MONOGRAPH

Mirrors, Metamorphosis and Time in Reverse
Sagamie Édition, 2020
Artist: Véronique La Perrière M
Text by Claire Caland & Émilie Granjon
Description : 124 pages, colour, hard cover, 8,5 x 10 inches
English / French
ISBN : 978-2-923612-59-1


$48.00
Postal fees included for Canada
To order: send an email

Available in bookstores in Quebec and:
Centre Circa (Montreal, QC) & Centre Sagamie (Alma, QC)
Chiguer Art Contemporain (Québec, QC)
Librairie du Québec à Paris (France)

This book is a meeting between a visual artist and two art critics, longtime friends, who are used to writing with four hands.

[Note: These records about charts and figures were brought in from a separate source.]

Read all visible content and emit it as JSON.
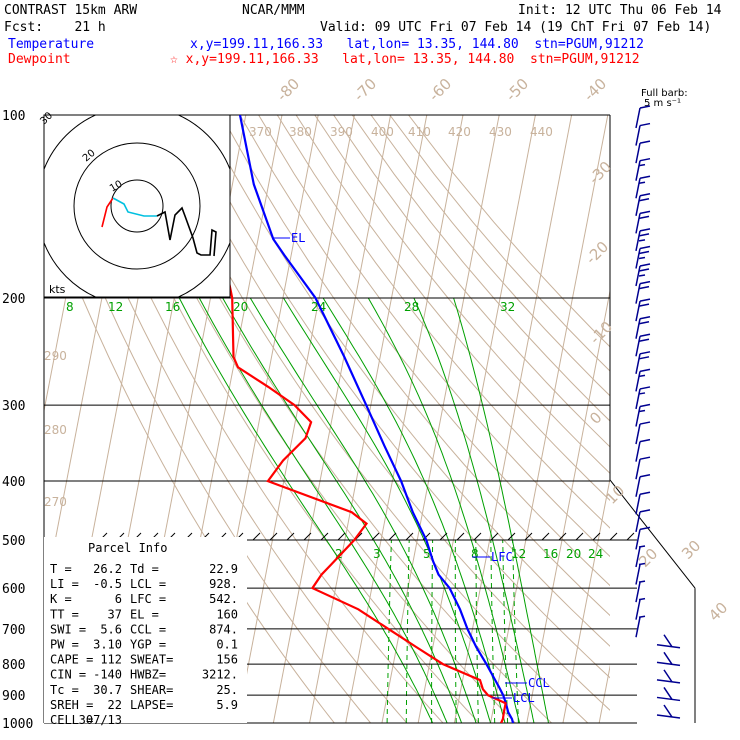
{
  "header": {
    "model": "CONTRAST 15km ARW",
    "fcst": "Fcst:    21 h",
    "org": "NCAR/MMM",
    "init": "Init: 12 UTC Thu 06 Feb 14",
    "valid": "Valid: 09 UTC Fri 07 Feb 14 (19 ChT Fri 07 Feb 14)",
    "legend_temp_label": "Temperature",
    "legend_temp_info": "x,y=199.11,166.33   lat,lon= 13.35, 144.80  stn=PGUM,91212",
    "legend_dew_label": "Dewpoint",
    "legend_dew_info": "☆ x,y=199.11,166.33   lat,lon= 13.35, 144.80  stn=PGUM,91212"
  },
  "barb_legend": {
    "line1": "Full barb:",
    "line2": "5 m s⁻¹"
  },
  "hodograph": {
    "unit_label": "kts",
    "ring_labels": [
      "10",
      "20",
      "30"
    ]
  },
  "parcel_info": {
    "title": "Parcel Info",
    "rows": [
      [
        "T  =",
        "26.2",
        "Td =",
        "22.9"
      ],
      [
        "LI =",
        "-0.5",
        "LCL =",
        "928."
      ],
      [
        "K  =",
        "6",
        "LFC =",
        "542."
      ],
      [
        "TT =",
        "37",
        "EL  =",
        "160"
      ],
      [
        "SWI =",
        "5.6",
        "CCL =",
        "874."
      ],
      [
        "PW =",
        "3.10",
        "YGP =",
        "0.1"
      ],
      [
        "CAPE =",
        "112",
        "SWEAT=",
        "156"
      ],
      [
        "CIN =",
        "-140",
        "HWBZ=",
        "3212."
      ],
      [
        "Tc =",
        "30.7",
        "SHEAR=",
        "25."
      ],
      [
        "SREH =",
        "22",
        "LAPSE=",
        "5.9"
      ],
      [
        "CELL =",
        "307/13",
        "",
        ""
      ]
    ]
  },
  "level_labels": {
    "el": "EL",
    "lfc": "LFC",
    "ccl": "CCL",
    "lcl": "LCL"
  },
  "colors": {
    "temperature": "#ff0000",
    "dewpoint": "#0000ff",
    "isotherm": "#c8b29c",
    "dry_adiabat": "#c8b29c",
    "moist_adiabat": "#00a000",
    "mixing_ratio": "#00a000",
    "barbs": "#000090"
  },
  "chart_data": {
    "type": "line",
    "title": "CONTRAST 15km ARW",
    "xlabel": "",
    "ylabel": "",
    "pressure_axis": [
      100,
      200,
      300,
      400,
      500,
      600,
      700,
      800,
      900,
      1000
    ],
    "isotherm_labels": [
      -80,
      -70,
      -60,
      -50,
      -40,
      -30,
      -20,
      -10,
      0,
      10,
      20,
      30,
      40
    ],
    "theta_labels": [
      370,
      380,
      390,
      400,
      410,
      420,
      430,
      440,
      290,
      280,
      270
    ],
    "moist_labels": [
      8,
      12,
      16,
      20,
      24,
      28,
      32
    ],
    "mixing_labels": [
      2,
      3,
      5,
      8,
      12,
      16,
      20,
      24
    ],
    "series": [
      {
        "name": "Temperature",
        "color": "#ff0000",
        "points": [
          [
            1000,
            26.2
          ],
          [
            985,
            25.7
          ],
          [
            960,
            24.3
          ],
          [
            928,
            23.2
          ],
          [
            900,
            22
          ],
          [
            874,
            20.5
          ],
          [
            850,
            19
          ],
          [
            800,
            15.7
          ],
          [
            750,
            12
          ],
          [
            700,
            8.6
          ],
          [
            650,
            5.5
          ],
          [
            600,
            1.5
          ],
          [
            570,
            -2.3
          ],
          [
            542,
            -4.5
          ],
          [
            500,
            -7.5
          ],
          [
            450,
            -12.7
          ],
          [
            400,
            -17.6
          ],
          [
            350,
            -24.1
          ],
          [
            300,
            -31.3
          ],
          [
            250,
            -39.9
          ],
          [
            200,
            -51
          ],
          [
            170,
            -61.9
          ],
          [
            160,
            -65.8
          ],
          [
            130,
            -74.1
          ],
          [
            100,
            -81.6
          ]
        ]
      },
      {
        "name": "Dewpoint",
        "color": "#0000ff",
        "points": [
          [
            1000,
            22.9
          ],
          [
            985,
            23.2
          ],
          [
            960,
            23.1
          ],
          [
            928,
            23.1
          ],
          [
            900,
            17.8
          ],
          [
            880,
            16.1
          ],
          [
            850,
            14.8
          ],
          [
            800,
            3.7
          ],
          [
            750,
            -4.6
          ],
          [
            700,
            -13.3
          ],
          [
            650,
            -22.6
          ],
          [
            600,
            -36.4
          ],
          [
            570,
            -34.6
          ],
          [
            550,
            -32.6
          ],
          [
            500,
            -27.4
          ],
          [
            470,
            -24.9
          ],
          [
            450,
            -29.6
          ],
          [
            400,
            -54.4
          ],
          [
            370,
            -51.3
          ],
          [
            340,
            -46.3
          ],
          [
            320,
            -45.6
          ],
          [
            300,
            -51.1
          ],
          [
            280,
            -59.3
          ],
          [
            260,
            -68.7
          ],
          [
            250,
            -70.5
          ],
          [
            200,
            -74
          ],
          [
            170,
            -78.7
          ],
          [
            150,
            -80.7
          ],
          [
            100,
            -93.5
          ]
        ]
      }
    ],
    "levels": {
      "LCL": 928,
      "LFC": 542,
      "EL": 160,
      "CCL": 874
    },
    "wind_barb_kts": [
      10,
      10,
      10,
      15,
      15,
      20,
      20,
      25,
      25,
      25,
      20,
      20,
      20,
      20,
      20,
      15,
      15,
      15,
      10,
      10,
      10,
      10,
      10,
      10,
      10,
      5,
      5,
      5,
      5,
      5,
      5,
      10,
      10,
      10,
      10
    ]
  }
}
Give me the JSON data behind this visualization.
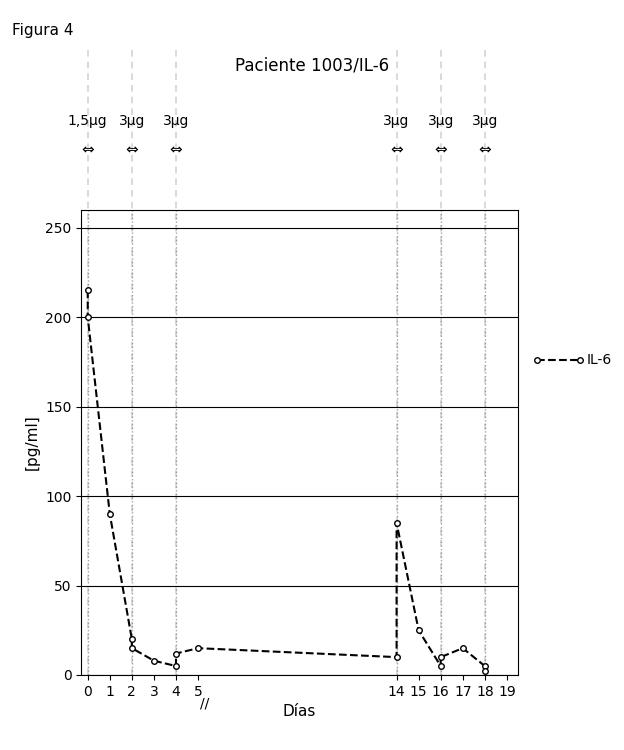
{
  "title_figure": "Figura 4",
  "title_chart": "Paciente 1003/IL-6",
  "xlabel": "Días",
  "ylabel": "[pg/ml]",
  "ylim": [
    0,
    260
  ],
  "yticks": [
    0,
    50,
    100,
    150,
    200,
    250
  ],
  "xticks": [
    0,
    1,
    2,
    3,
    4,
    5,
    14,
    15,
    16,
    17,
    18,
    19
  ],
  "xticklabels": [
    "0",
    "1",
    "2",
    "3",
    "4",
    "5",
    "14",
    "15",
    "16",
    "17",
    "18",
    "19"
  ],
  "il6_x": [
    0,
    0,
    1,
    2,
    2,
    3,
    4,
    4,
    5,
    14,
    14,
    15,
    16,
    16,
    17,
    18,
    18
  ],
  "il6_y": [
    215,
    200,
    90,
    20,
    15,
    8,
    5,
    12,
    15,
    10,
    85,
    25,
    5,
    10,
    15,
    5,
    2
  ],
  "line_color": "#000000",
  "legend_label": "IL-6",
  "dose_labels": [
    "1,5μg",
    "3μg",
    "3μg",
    "3μg",
    "3μg",
    "3μg"
  ],
  "dose_x_positions": [
    0,
    2,
    4,
    14,
    16,
    18
  ],
  "vline_positions": [
    0,
    2,
    4,
    14,
    16,
    18
  ],
  "background_color": "#ffffff"
}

The book deepens the discovery of La Perrière M.’s work by exploring in an open and poetic way the shared writing and images. Covering more than a decade of Véronique La Perrière M.’s drawing practice and her research through other mediums such as video and photography, Claire Caland and Émilie Granjon wanted to trace an invitation to travel. Here, words dialogue with the artist’s creative trajectory, open up avenues of reflection and create links with the worlds of literature, mythology and art history.

Taking a form that is more rhizomatic than linear, the reader is invited to browse through this book, in order or in disorder, surveying three territories of thought. Intertwining the chronology of production of the works, the triptych “Mirrors”, “Metamorphosis”, and “Worlds” weave webs of associations. Through the journey of words towards the artwork, the reader is invited to enter the delicate and surreal universe of the artist.

“Véronique La Perrière M. creates worlds in order to reflect: on the self among other selves; on the self in the solitude of creation; on the self as a plant or animal; and on the self that becomes a legion of selves, selves reflected in the mirror’s surface.”

“La Perrière unfailingly draws us into an interplay of illusions, a theatrical performance, a fairy-tale mise-en-scène for young and old alike. However, many questions remain. What is hidden in the pleats of the princess’s dress? Women forgotten by history. Under the donkey’s skin? Secrets and riddles yet unsolved. In the depths of her mirrors? Anything but the expected.
And yet, there is so much still to observe and reflect upon! Unicorns, living statues, flying carpet-borne trees, and flowery Medusas.”